On this date in 1921, entertainer Stephen Valentine Patrick Allen was born in New York City to Carroll and Isabelle {Donohue) Allen, who were vaudeville performers. His father died when he was an infant and Allen was raised mostly by his mother’s Irish-Catholic family in Chicago. He dropped out of Arizona State Teachers College during his sophomore year to go into radio, then served during World War II before returning to radio work.
Allen became a household name as the original host of the NBC “Tonight Show.” He portrayed Benny Goodman in the movie “The Benny Goodman Story,” recorded 40 albums as a jazz pianist, composed over 8,000 songs, wrote 54 books and hosted the PBS series “Meeting of Minds” (1977-81). Great minds from the past met on the groundbreaking show, which featured at least its share of freethinkers. Allen was also a lyricist whose songs include “This Could Be the Start of Something Big.”
He was a regular panelist in the early 1950s on “What’s My Line?” before hosting “The Steve Allen Show” in 1953 on a New York station. It was renamed “Tonight!” in 1954 and started its historic run on the full NBC network. Allen was host until succeeded in 1957 by Ernie Kovacs. He continued to host variety and comedy shows in the coming years. He last guest-hosted “The Tonight Show” in 1982 and made a final “Tonight” appearance in 1994 for the show’s 40th anniversary broadcast.

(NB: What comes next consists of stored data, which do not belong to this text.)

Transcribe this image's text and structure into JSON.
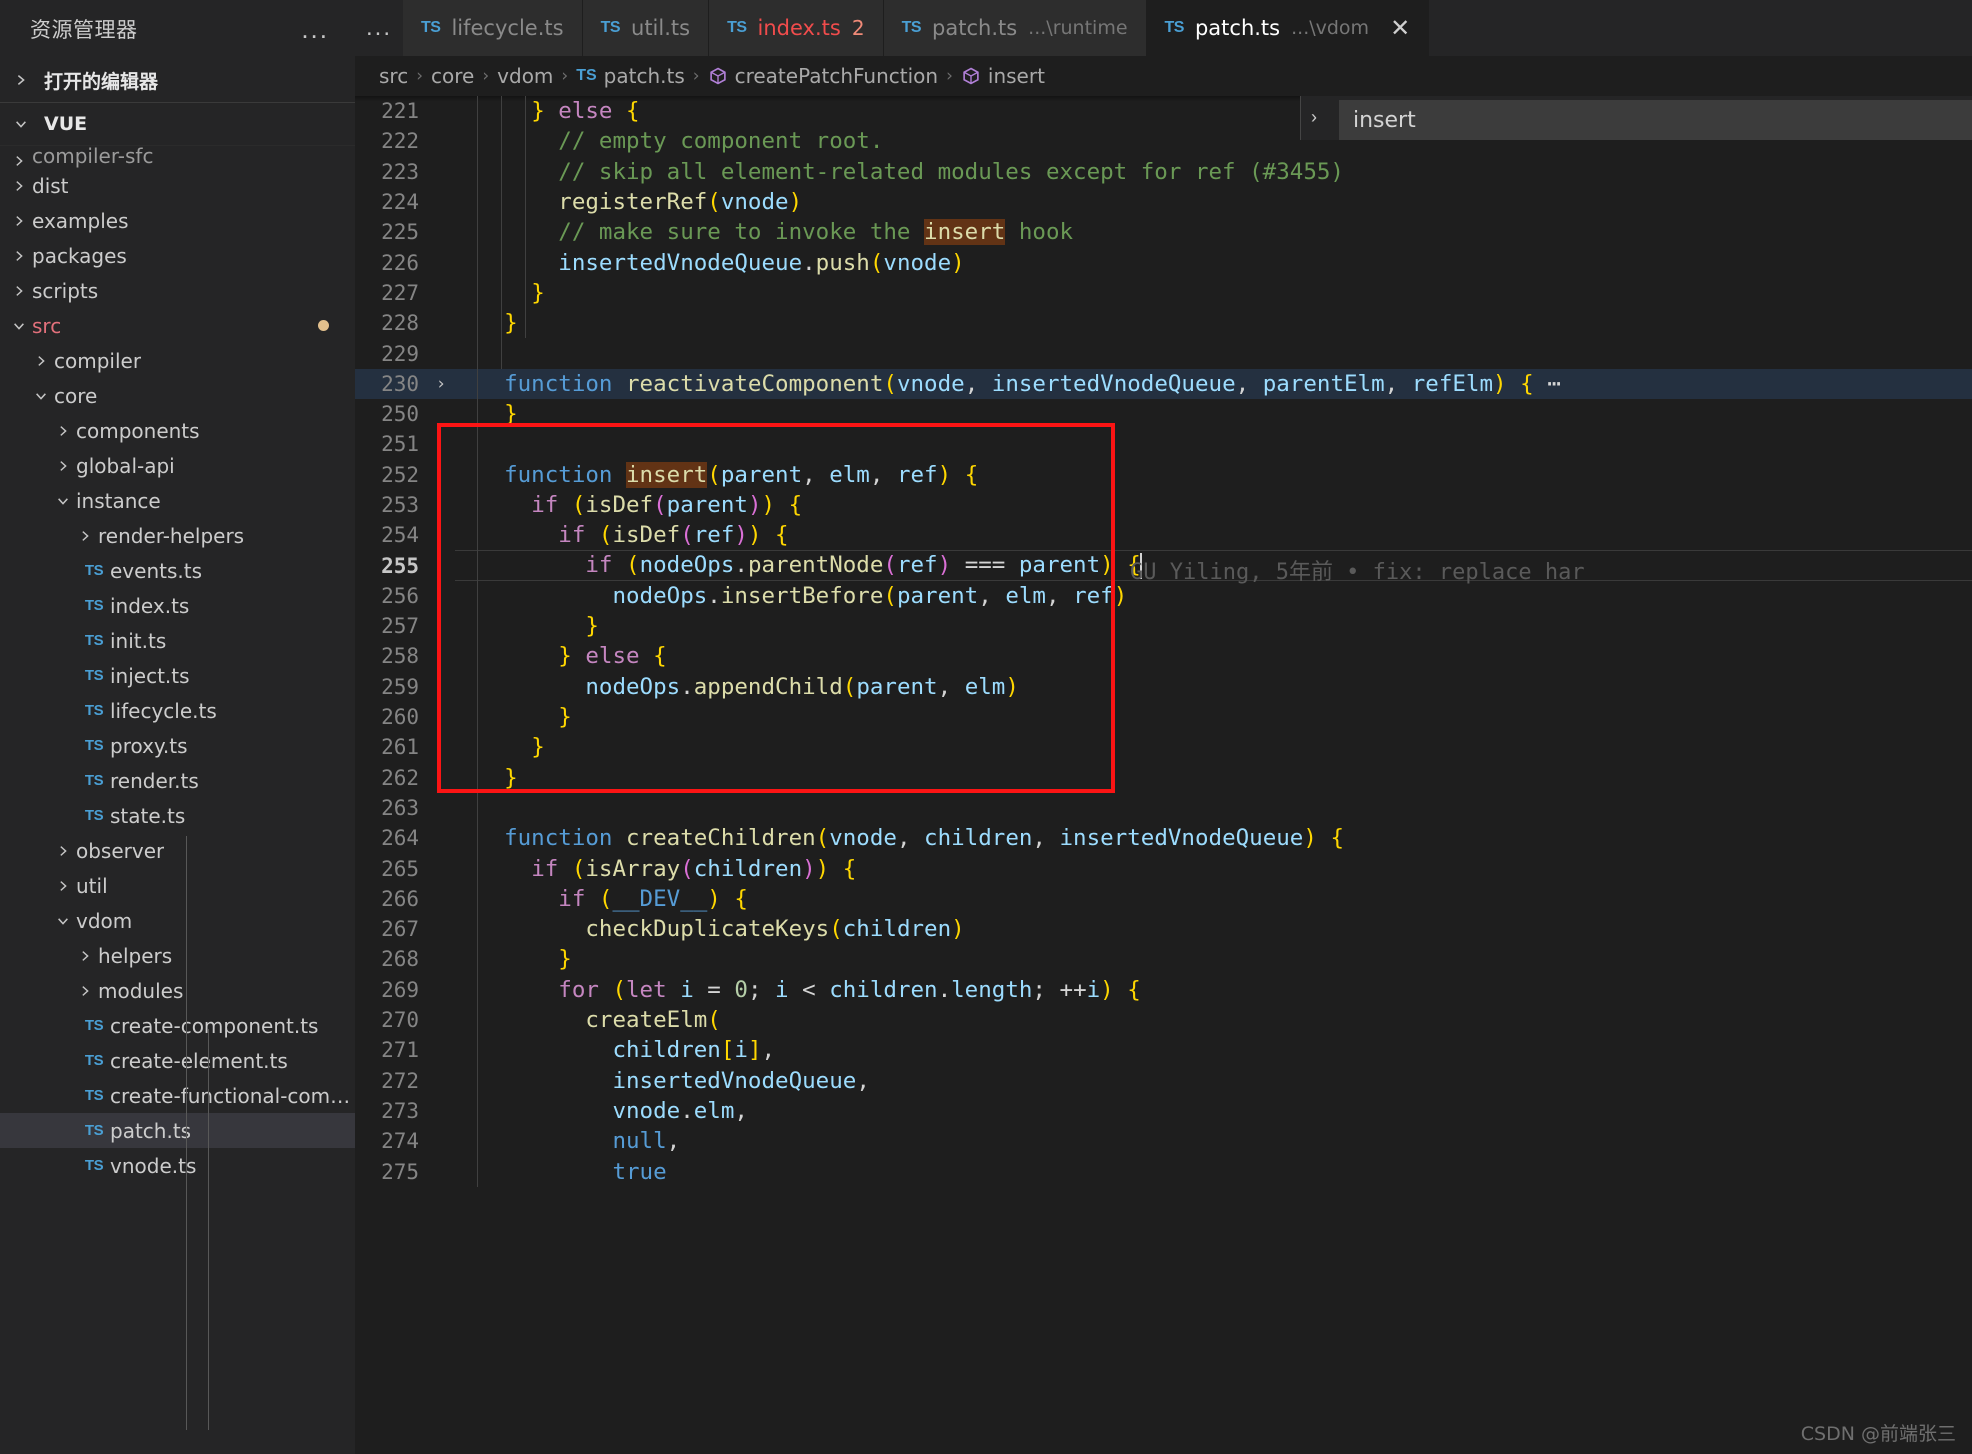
{
  "sidebar": {
    "title": "资源管理器",
    "more_label": "...",
    "open_editors_label": "打开的编辑器",
    "workspace_label": "VUE",
    "items": [
      {
        "label": "compiler-sfc",
        "type": "folder",
        "indent": 1,
        "expanded": false,
        "clipped": true
      },
      {
        "label": "dist",
        "type": "folder",
        "indent": 1,
        "expanded": false
      },
      {
        "label": "examples",
        "type": "folder",
        "indent": 1,
        "expanded": false
      },
      {
        "label": "packages",
        "type": "folder",
        "indent": 1,
        "expanded": false
      },
      {
        "label": "scripts",
        "type": "folder",
        "indent": 1,
        "expanded": false
      },
      {
        "label": "src",
        "type": "folder",
        "indent": 1,
        "expanded": true,
        "modified": true,
        "dot": true
      },
      {
        "label": "compiler",
        "type": "folder",
        "indent": 2,
        "expanded": false
      },
      {
        "label": "core",
        "type": "folder",
        "indent": 2,
        "expanded": true
      },
      {
        "label": "components",
        "type": "folder",
        "indent": 3,
        "expanded": false
      },
      {
        "label": "global-api",
        "type": "folder",
        "indent": 3,
        "expanded": false
      },
      {
        "label": "instance",
        "type": "folder",
        "indent": 3,
        "expanded": true
      },
      {
        "label": "render-helpers",
        "type": "folder",
        "indent": 4,
        "expanded": false
      },
      {
        "label": "events.ts",
        "type": "file",
        "indent": 4
      },
      {
        "label": "index.ts",
        "type": "file",
        "indent": 4
      },
      {
        "label": "init.ts",
        "type": "file",
        "indent": 4
      },
      {
        "label": "inject.ts",
        "type": "file",
        "indent": 4
      },
      {
        "label": "lifecycle.ts",
        "type": "file",
        "indent": 4
      },
      {
        "label": "proxy.ts",
        "type": "file",
        "indent": 4
      },
      {
        "label": "render.ts",
        "type": "file",
        "indent": 4
      },
      {
        "label": "state.ts",
        "type": "file",
        "indent": 4
      },
      {
        "label": "observer",
        "type": "folder",
        "indent": 3,
        "expanded": false
      },
      {
        "label": "util",
        "type": "folder",
        "indent": 3,
        "expanded": false
      },
      {
        "label": "vdom",
        "type": "folder",
        "indent": 3,
        "expanded": true
      },
      {
        "label": "helpers",
        "type": "folder",
        "indent": 4,
        "expanded": false
      },
      {
        "label": "modules",
        "type": "folder",
        "indent": 4,
        "expanded": false
      },
      {
        "label": "create-component.ts",
        "type": "file",
        "indent": 4
      },
      {
        "label": "create-element.ts",
        "type": "file",
        "indent": 4
      },
      {
        "label": "create-functional-compone…",
        "type": "file",
        "indent": 4
      },
      {
        "label": "patch.ts",
        "type": "file",
        "indent": 4,
        "selected": true
      },
      {
        "label": "vnode.ts",
        "type": "file",
        "indent": 4
      }
    ]
  },
  "tabs": {
    "overflow_label": "...",
    "items": [
      {
        "icon": "TS",
        "name": "lifecycle.ts",
        "path": "",
        "active": false,
        "error": false,
        "badge": ""
      },
      {
        "icon": "TS",
        "name": "util.ts",
        "path": "",
        "active": false,
        "error": false,
        "badge": ""
      },
      {
        "icon": "TS",
        "name": "index.ts",
        "path": "",
        "active": false,
        "error": true,
        "badge": "2"
      },
      {
        "icon": "TS",
        "name": "patch.ts",
        "path": "...\\runtime",
        "active": false,
        "error": false,
        "badge": ""
      },
      {
        "icon": "TS",
        "name": "patch.ts",
        "path": "...\\vdom",
        "active": true,
        "error": false,
        "badge": "",
        "close": "✕"
      }
    ]
  },
  "breadcrumb": {
    "parts": [
      "src",
      "core",
      "vdom",
      "patch.ts",
      "createPatchFunction",
      "insert"
    ],
    "separator": "›",
    "file_icon": "TS",
    "symbol_icon": "⬡"
  },
  "outline_popup": {
    "label": "insert",
    "chevron": "›"
  },
  "blame": {
    "text": "GU Yiling, 5年前 • fix: replace har",
    "line": 255
  },
  "watermark": {
    "text": "CSDN @前端张三"
  },
  "editor": {
    "first_line": 221,
    "lines": [
      {
        "n": "221",
        "fold": "",
        "indent": 0
      },
      {
        "n": "222",
        "fold": "",
        "indent": 0
      },
      {
        "n": "223",
        "fold": "",
        "indent": 0
      },
      {
        "n": "224",
        "fold": "",
        "indent": 0
      },
      {
        "n": "225",
        "fold": "",
        "indent": 0
      },
      {
        "n": "226",
        "fold": "",
        "indent": 0
      },
      {
        "n": "227",
        "fold": "",
        "indent": 0
      },
      {
        "n": "228",
        "fold": "",
        "indent": 0
      },
      {
        "n": "229",
        "fold": "",
        "indent": 0
      },
      {
        "n": "230",
        "fold": "›",
        "indent": 0,
        "folded": true
      },
      {
        "n": "250",
        "fold": "",
        "indent": 0
      },
      {
        "n": "251",
        "fold": "",
        "indent": 0
      },
      {
        "n": "252",
        "fold": "",
        "indent": 0
      },
      {
        "n": "253",
        "fold": "",
        "indent": 0
      },
      {
        "n": "254",
        "fold": "",
        "indent": 0
      },
      {
        "n": "255",
        "fold": "",
        "indent": 0,
        "current": true
      },
      {
        "n": "256",
        "fold": "",
        "indent": 0
      },
      {
        "n": "257",
        "fold": "",
        "indent": 0
      },
      {
        "n": "258",
        "fold": "",
        "indent": 0
      },
      {
        "n": "259",
        "fold": "",
        "indent": 0
      },
      {
        "n": "260",
        "fold": "",
        "indent": 0
      },
      {
        "n": "261",
        "fold": "",
        "indent": 0
      },
      {
        "n": "262",
        "fold": "",
        "indent": 0
      },
      {
        "n": "263",
        "fold": "",
        "indent": 0
      },
      {
        "n": "264",
        "fold": "",
        "indent": 0
      },
      {
        "n": "265",
        "fold": "",
        "indent": 0
      },
      {
        "n": "266",
        "fold": "",
        "indent": 0
      },
      {
        "n": "267",
        "fold": "",
        "indent": 0
      },
      {
        "n": "268",
        "fold": "",
        "indent": 0
      },
      {
        "n": "269",
        "fold": "",
        "indent": 0
      },
      {
        "n": "270",
        "fold": "",
        "indent": 0
      },
      {
        "n": "271",
        "fold": "",
        "indent": 0
      },
      {
        "n": "272",
        "fold": "",
        "indent": 0
      },
      {
        "n": "273",
        "fold": "",
        "indent": 0
      },
      {
        "n": "274",
        "fold": "",
        "indent": 0
      },
      {
        "n": "275",
        "fold": "",
        "indent": 0
      }
    ],
    "source_text": [
      "    } else {",
      "      // empty component root.",
      "      // skip all element-related modules except for ref (#3455)",
      "      registerRef(vnode)",
      "      // make sure to invoke the insert hook",
      "      insertedVnodeQueue.push(vnode)",
      "    }",
      "  }",
      "",
      "  function reactivateComponent(vnode, insertedVnodeQueue, parentElm, refElm) { ⋯",
      "  }",
      "",
      "  function insert(parent, elm, ref) {",
      "    if (isDef(parent)) {",
      "      if (isDef(ref)) {",
      "        if (nodeOps.parentNode(ref) === parent) {",
      "          nodeOps.insertBefore(parent, elm, ref)",
      "        }",
      "      } else {",
      "        nodeOps.appendChild(parent, elm)",
      "      }",
      "    }",
      "  }",
      "",
      "  function createChildren(vnode, children, insertedVnodeQueue) {",
      "    if (isArray(children)) {",
      "      if (__DEV__) {",
      "        checkDuplicateKeys(children)",
      "      }",
      "      for (let i = 0; i < children.length; ++i) {",
      "        createElm(",
      "          children[i],",
      "          insertedVnodeQueue,",
      "          vnode.elm,",
      "          null,",
      "          true"
    ]
  },
  "colors": {
    "editor_bg": "#1e1e1e",
    "sidebar_bg": "#252526",
    "tab_inactive_bg": "#2d2d2d",
    "accent_red_box": "#fb1414",
    "modified_file": "#e2707b",
    "error_red": "#f14c4c",
    "keyword_purple": "#c586c0",
    "keyword_blue": "#569cd6",
    "function_yellow": "#dcdcaa",
    "variable_blue": "#9cdcfe",
    "comment_green": "#6a9955",
    "highlight_orange": "#623315"
  }
}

He was married for 46 years to actress Jayne Meadows after being married to Dorothy Goodman from 1943-52. They had three sons, and he and Meadows had another son. When his son Brian (with Dorothy) joined a cult in the 1970s, Allen wrote Beloved Son: A Story of the Jesus Cults (1982). Allen became aware of the distressing nature of the bible while reading Gideon Bibles left in hotel rooms. In Steve Allen on the Bible, Religion & Morality (1990), he mused: “I believe it is the imposition of a dictatorship that increasing numbers on the Christian Right now wish to construct in the United States.”
Working with Paul Kurtz, publisher of Prometheus Books, Allen published 15 books, including Dumbth: The Lost Art of Thinking with 101 Ways to Reason Better and Improve Your Mind. In 2011 he was selected for inclusion in the Committee for Skeptical Inquiry’s Pantheon of Skeptics.
Allen died in October 2000 in Los Angeles from a ruptured blood vessel caused by chest injuries he didn’t realize he had sustained in a minor traffic accident earlier in the day.